Technical Abstract: Introduction: Yersinia enterocolitica is responsible for an estimated 98,000 cases of foodborne illness per year in the U.S. causing both intestinal and extraintestinal diseases. Its prevalence in retail pork and poultry, believed to the primary sources of these infections, ranges widely from 0 to 69%. Conventional screening of food samples for this pathogen is problematic, requiring enrichment for 48 h or more in specialized media followed by isolation and speciation. Futhermore, Y. enterocolitica strains vary in their virulence, with serogroups O:3, O:8, O:9, and O:5,27 (of > 60 total) most commonly associated with human disease. Purpose: There is considerable need for a Y. enterocolitica combined detection/typing system that provides expedient, epidemiologically useful information at moderate cost. Methods: We recently developed a novel approach to characterizing Salmonella, STEC, and Listeria strains directly from poultry and beef enrichment cultures.

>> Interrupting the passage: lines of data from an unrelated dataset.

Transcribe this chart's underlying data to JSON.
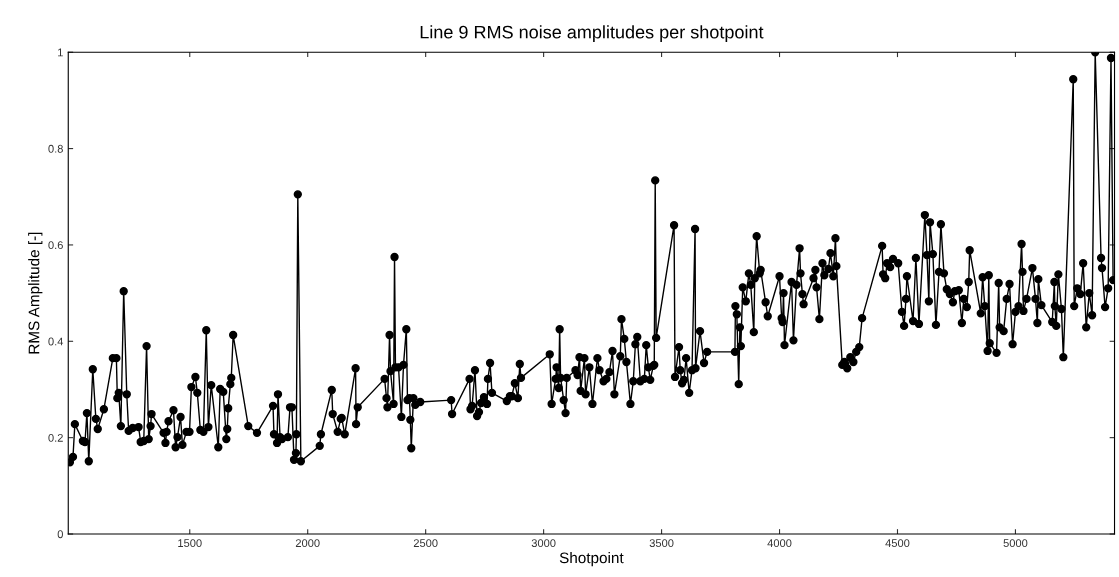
{
  "chart_data": {
    "type": "line",
    "title": "Line 9 RMS noise amplitudes per shotpoint",
    "xlabel": "Shotpoint",
    "ylabel": "RMS Amplitude [-]",
    "xlim": [
      985,
      5420
    ],
    "xticks": [
      1500,
      2000,
      2500,
      3000,
      3500,
      4000,
      4500,
      5000
    ],
    "ylim": [
      0,
      1
    ],
    "yticks": [
      0,
      0.2,
      0.4,
      0.6,
      0.8,
      1
    ],
    "grid": false,
    "legend": false,
    "marker": "circle",
    "line_style": "solid",
    "series": [
      {
        "color": "#000000",
        "x": [
          992,
          1005,
          1013,
          1047,
          1056,
          1064,
          1072,
          1089,
          1102,
          1110,
          1136,
          1174,
          1189,
          1193,
          1199,
          1208,
          1220,
          1233,
          1241,
          1258,
          1283,
          1292,
          1305,
          1317,
          1326,
          1334,
          1338,
          1389,
          1397,
          1402,
          1410,
          1431,
          1440,
          1448,
          1461,
          1469,
          1486,
          1499,
          1507,
          1524,
          1532,
          1545,
          1558,
          1570,
          1579,
          1591,
          1621,
          1629,
          1642,
          1655,
          1659,
          1663,
          1672,
          1676,
          1684,
          1748,
          1785,
          1853,
          1857,
          1870,
          1874,
          1883,
          1891,
          1916,
          1925,
          1933,
          1942,
          1950,
          1952,
          1958,
          1971,
          2051,
          2056,
          2102,
          2106,
          2127,
          2140,
          2144,
          2157,
          2203,
          2205,
          2212,
          2326,
          2334,
          2338,
          2347,
          2351,
          2364,
          2368,
          2372,
          2385,
          2397,
          2406,
          2418,
          2423,
          2431,
          2435,
          2439,
          2448,
          2456,
          2477,
          2608,
          2612,
          2686,
          2690,
          2697,
          2709,
          2718,
          2726,
          2735,
          2747,
          2760,
          2764,
          2773,
          2781,
          2844,
          2857,
          2865,
          2878,
          2891,
          2899,
          2904,
          3026,
          3034,
          3051,
          3055,
          3064,
          3068,
          3072,
          3085,
          3093,
          3098,
          3135,
          3144,
          3152,
          3157,
          3173,
          3178,
          3194,
          3207,
          3228,
          3237,
          3254,
          3266,
          3279,
          3292,
          3300,
          3325,
          3330,
          3342,
          3351,
          3368,
          3380,
          3389,
          3397,
          3410,
          3427,
          3435,
          3444,
          3452,
          3465,
          3469,
          3473,
          3477,
          3553,
          3557,
          3574,
          3579,
          3587,
          3595,
          3604,
          3617,
          3629,
          3642,
          3644,
          3663,
          3680,
          3693,
          3811,
          3813,
          3819,
          3827,
          3832,
          3836,
          3844,
          3857,
          3870,
          3878,
          3891,
          3895,
          3903,
          3916,
          3920,
          3941,
          3950,
          4000,
          4009,
          4013,
          4017,
          4021,
          4051,
          4059,
          4072,
          4085,
          4089,
          4097,
          4102,
          4144,
          4152,
          4157,
          4169,
          4182,
          4190,
          4207,
          4216,
          4228,
          4237,
          4241,
          4266,
          4275,
          4287,
          4300,
          4313,
          4325,
          4338,
          4350,
          4435,
          4439,
          4448,
          4456,
          4469,
          4481,
          4503,
          4519,
          4528,
          4536,
          4540,
          4566,
          4578,
          4591,
          4616,
          4625,
          4633,
          4638,
          4650,
          4663,
          4676,
          4684,
          4697,
          4709,
          4722,
          4735,
          4743,
          4760,
          4773,
          4781,
          4794,
          4802,
          4806,
          4853,
          4861,
          4870,
          4882,
          4887,
          4891,
          4920,
          4929,
          4933,
          4950,
          4963,
          4975,
          4988,
          5000,
          5013,
          5026,
          5030,
          5034,
          5047,
          5072,
          5085,
          5093,
          5097,
          5110,
          5156,
          5165,
          5167,
          5173,
          5182,
          5195,
          5203,
          5245,
          5249,
          5262,
          5275,
          5287,
          5300,
          5313,
          5325,
          5338,
          5363,
          5367,
          5380,
          5393,
          5405,
          5414
        ],
        "values": [
          0.149,
          0.16,
          0.228,
          0.193,
          0.191,
          0.251,
          0.151,
          0.342,
          0.239,
          0.218,
          0.259,
          0.365,
          0.365,
          0.282,
          0.293,
          0.224,
          0.504,
          0.29,
          0.214,
          0.22,
          0.222,
          0.191,
          0.193,
          0.39,
          0.197,
          0.224,
          0.249,
          0.21,
          0.189,
          0.212,
          0.234,
          0.257,
          0.18,
          0.201,
          0.243,
          0.185,
          0.212,
          0.212,
          0.305,
          0.326,
          0.293,
          0.216,
          0.212,
          0.423,
          0.222,
          0.309,
          0.18,
          0.301,
          0.295,
          0.197,
          0.218,
          0.261,
          0.311,
          0.324,
          0.413,
          0.224,
          0.21,
          0.266,
          0.207,
          0.189,
          0.29,
          0.201,
          0.197,
          0.201,
          0.263,
          0.263,
          0.154,
          0.168,
          0.207,
          0.705,
          0.151,
          0.183,
          0.207,
          0.299,
          0.249,
          0.212,
          0.239,
          0.241,
          0.207,
          0.344,
          0.228,
          0.263,
          0.322,
          0.282,
          0.263,
          0.413,
          0.338,
          0.27,
          0.575,
          0.346,
          0.346,
          0.243,
          0.351,
          0.425,
          0.278,
          0.282,
          0.237,
          0.178,
          0.282,
          0.268,
          0.274,
          0.278,
          0.249,
          0.322,
          0.259,
          0.266,
          0.34,
          0.245,
          0.253,
          0.272,
          0.284,
          0.27,
          0.322,
          0.355,
          0.293,
          0.276,
          0.286,
          0.286,
          0.313,
          0.282,
          0.353,
          0.324,
          0.373,
          0.27,
          0.322,
          0.346,
          0.303,
          0.425,
          0.324,
          0.278,
          0.251,
          0.324,
          0.34,
          0.33,
          0.367,
          0.297,
          0.365,
          0.29,
          0.346,
          0.27,
          0.365,
          0.34,
          0.317,
          0.322,
          0.336,
          0.38,
          0.29,
          0.369,
          0.446,
          0.405,
          0.357,
          0.27,
          0.317,
          0.394,
          0.409,
          0.317,
          0.322,
          0.392,
          0.346,
          0.32,
          0.349,
          0.351,
          0.734,
          0.407,
          0.641,
          0.326,
          0.388,
          0.34,
          0.313,
          0.32,
          0.365,
          0.293,
          0.34,
          0.633,
          0.344,
          0.421,
          0.355,
          0.378,
          0.378,
          0.473,
          0.456,
          0.311,
          0.429,
          0.39,
          0.512,
          0.483,
          0.541,
          0.517,
          0.419,
          0.531,
          0.618,
          0.541,
          0.548,
          0.481,
          0.452,
          0.535,
          0.448,
          0.44,
          0.5,
          0.392,
          0.523,
          0.402,
          0.517,
          0.593,
          0.541,
          0.498,
          0.477,
          0.531,
          0.548,
          0.512,
          0.446,
          0.562,
          0.537,
          0.55,
          0.583,
          0.535,
          0.614,
          0.556,
          0.351,
          0.357,
          0.344,
          0.367,
          0.357,
          0.378,
          0.388,
          0.448,
          0.598,
          0.539,
          0.531,
          0.562,
          0.554,
          0.571,
          0.562,
          0.461,
          0.432,
          0.488,
          0.535,
          0.442,
          0.573,
          0.436,
          0.662,
          0.579,
          0.483,
          0.647,
          0.581,
          0.434,
          0.544,
          0.643,
          0.541,
          0.508,
          0.498,
          0.481,
          0.504,
          0.506,
          0.438,
          0.488,
          0.471,
          0.523,
          0.589,
          0.458,
          0.533,
          0.473,
          0.38,
          0.537,
          0.396,
          0.376,
          0.521,
          0.429,
          0.421,
          0.488,
          0.519,
          0.394,
          0.461,
          0.473,
          0.602,
          0.544,
          0.463,
          0.488,
          0.552,
          0.488,
          0.438,
          0.529,
          0.475,
          0.44,
          0.523,
          0.473,
          0.432,
          0.539,
          0.467,
          0.367,
          0.944,
          0.473,
          0.51,
          0.498,
          0.562,
          0.429,
          0.5,
          0.454,
          1.0,
          0.573,
          0.552,
          0.471,
          0.51,
          0.988,
          0.527
        ]
      }
    ]
  }
}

This enrichment, amplification, and sequence-based typing (EAST) approach was extended to Y. enterocolitica by targeting two polymorphic tandem-repeat containing loci, YeMT1 and YeMT2. Results: Sequence analyses of 130 NCBI database strains yielded Simpson’s diversity indexes of 0.97 and 0.96, respectively, for these loci. Cluster analyses of these sequences further showed that YeMT typing was largely congruent with serotype. Application of YeMT-EAST to Y. enterocolitica-inoculated ground pork enrichments prepared as per FSIS guidelines (48 h in ITC medium) demonstrated that 104 CFU/ml or less (after enrichment) were sufficient for detection and typing. Initial studies with uninoculated ground pork and turkey enrichments revealed contamination with strains that cluster with previously characterized human fecal isolates. YeMT-EAST was subsequently tested with uninoculated retail chicken parts using conventional enrichment conditions (24 h in BPW medium); surprisingly, 10 of 11 samples (91%) were positive. However, cluster analysis suggests that most of these contaminants represent less pathogenic strains. Significance: YeMT-EAST represents a potentially important new tool for investigating Y. enterocolitica epidemiology.